Joey Bada$$ has had a riveting career. Throughout his decade-long run as a mainstream rapper, the boy-turned-man started during the blog era with a decidedly old-school take on hip-hop with his Pro Era collective.

Together the group turned heads with their execution of Golden Era hip-hop aesthetics, hellbent on killing every verse and cypher. The traditionalist approach had already long lost its stronghold, with the culture moving further away from its birthplace to Atlanta and its trap-influenced sounds.

While the group featured a wide array of talented emcees across the board – drawing comparisons to legends like Wu-Tang Clan and their contemporaries, Odd Future – Joey appeared as the face of the East Coast movement alongside fellow upstarts like A$AP Rocky and the late Capital STEEZ.

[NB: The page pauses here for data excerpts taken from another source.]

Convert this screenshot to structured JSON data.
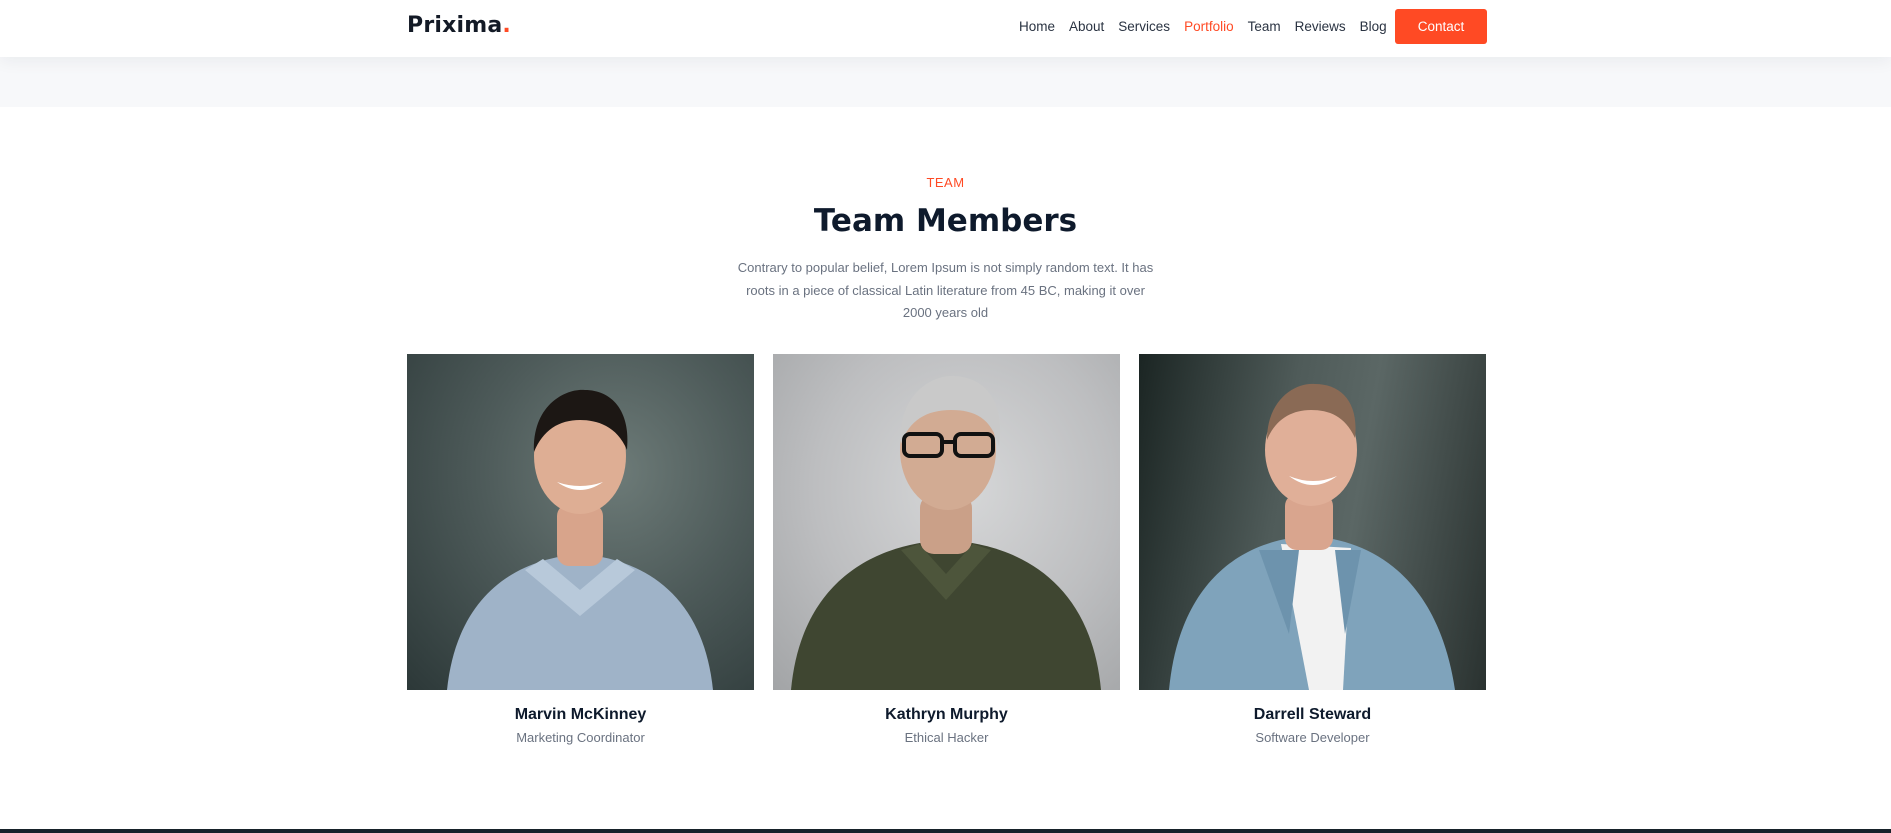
{
  "brand": {
    "name": "Prixima",
    "dot": "."
  },
  "nav": {
    "items": [
      {
        "label": "Home"
      },
      {
        "label": "About"
      },
      {
        "label": "Services"
      },
      {
        "label": "Portfolio",
        "active": true
      },
      {
        "label": "Team"
      },
      {
        "label": "Reviews"
      },
      {
        "label": "Blog"
      }
    ],
    "contact_label": "Contact"
  },
  "section": {
    "label": "TEAM",
    "title": "Team Members",
    "description": "Contrary to popular belief, Lorem Ipsum is not simply random text. It has roots in a piece of classical Latin literature from 45 BC, making it over 2000 years old"
  },
  "team": [
    {
      "name": "Marvin McKinney",
      "role": "Marketing Coordinator"
    },
    {
      "name": "Kathryn Murphy",
      "role": "Ethical Hacker"
    },
    {
      "name": "Darrell Steward",
      "role": "Software Developer"
    }
  ],
  "colors": {
    "accent": "#ff4a24",
    "heading": "#0e1a2c",
    "muted": "#6a7280"
  }
}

This time in his life, especially his friendship with STEEZ, is a key plot point explored across 2000. Given that it’s fast approaching a decade since the passing of his Pro Era compatriot, Joey seems to come to terms with the death of his friend across the album, most directly on the standout track “Survivor’s Guilt”.

The album has an air of triumph, with legendary New York figures like Diddy and Nas interspersed across interludes. Joey is an artist who has arrived and joined the pantheon of great Brooklyn rap artists at this point in his career; his pen is also sharp as ever, often choosing more mature and reflective lyrics over showy lyricism.

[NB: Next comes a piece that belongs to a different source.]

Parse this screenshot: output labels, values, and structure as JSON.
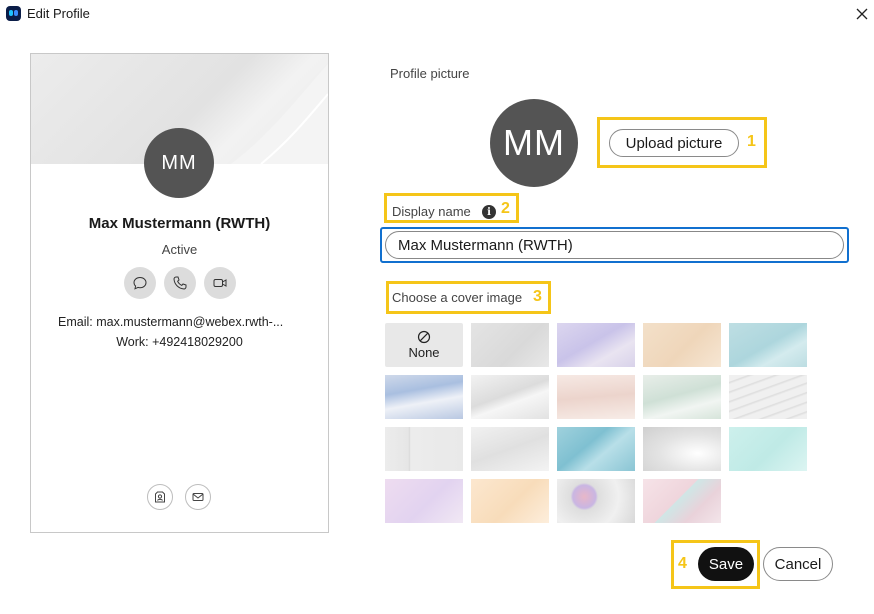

Tracks like “Written in the Stars” see him admit that he’s now a veteran and that “we all fighting the wars, hiding invisible scars” – a rare type of empathy sometimes lacking in people who made it as early as he did in life. The beautiful live instrumental sees Diddy reassuring us that “it’s all right now”, calling Bada$$ a little brother as opposed to a son, showing just how far the latter has come.

Elsewhere across the album, telling bars of this development meet us, with Joey, now a father, lamenting the opportunities and privileges his child will now have as opposed to when he first started on tracks like “Where I Belong”.

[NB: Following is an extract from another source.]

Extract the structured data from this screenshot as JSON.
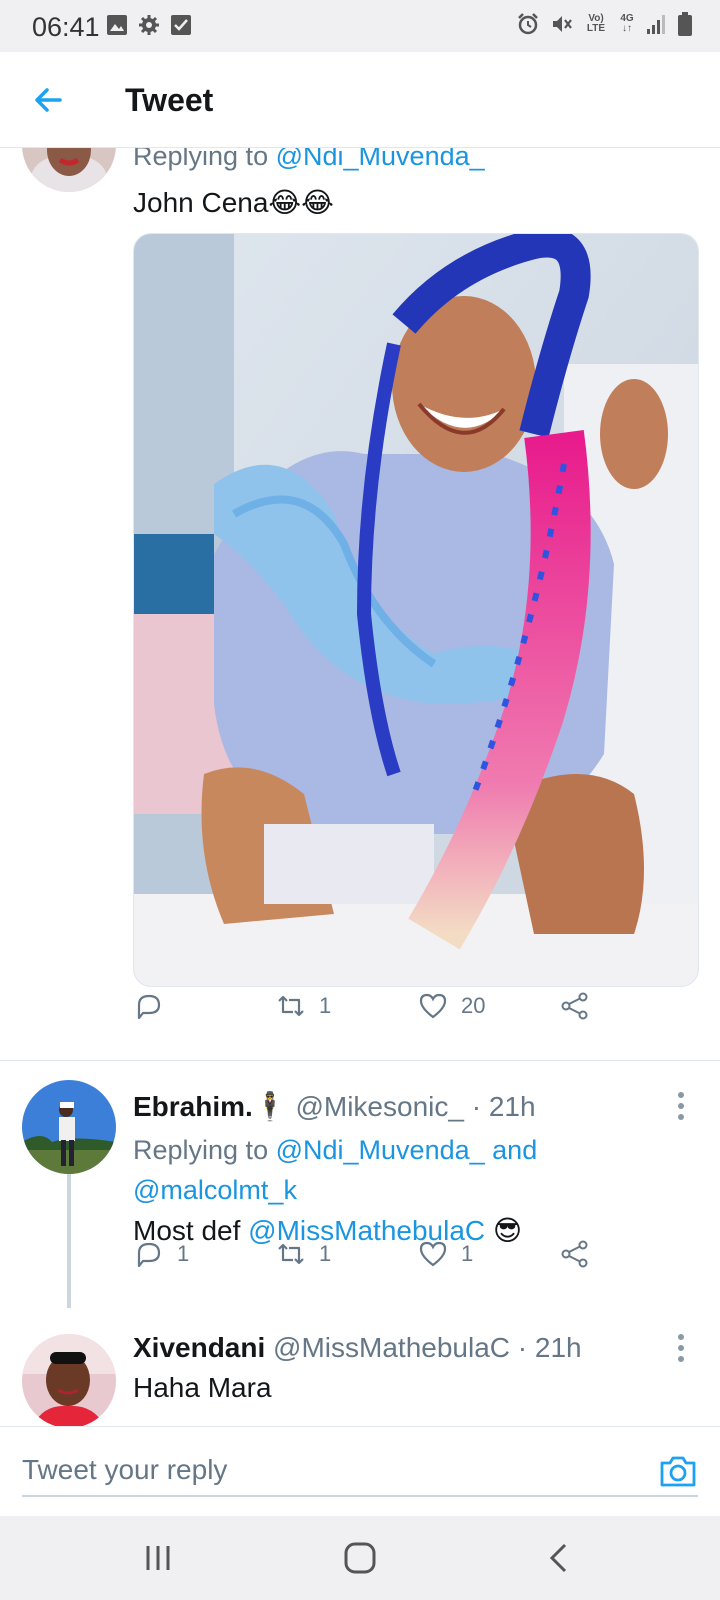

On the album opener, “The Baddest” (featuring Diddy), he’s brash and confident, positioning himself among greats like Kendrick Lamar and J. Cole as the Holy Trinity of rap in this era. While the claim may come off as a bit of a reach, Joey’s unique charisma and Brooklyn-bred confidence allow him to land this and other questionable bars to slide.

Some of the worst offences in this regard are the bad habits he has carried over from earlier days. There are lapses in precision with loose rhymes and pointless wordplay; see: “Swimmin’ mainstream like a hungry hip-hop-potamus” bar on “Eulogy”, which is, otherwise, a top-tier rap song.

Despite these slips, there are also moments where he showcases transcendence in the glory of Westside Gunn-assisted “Brand New 911”, the pomp of Kirk Knight-produced “Zipcodes”, or the Neruda-esque romantic reflection of “Show Me”.

Joey has grown exponentially in the past decade, and there are enough moments that demonstrate this, making 2000 a compelling album.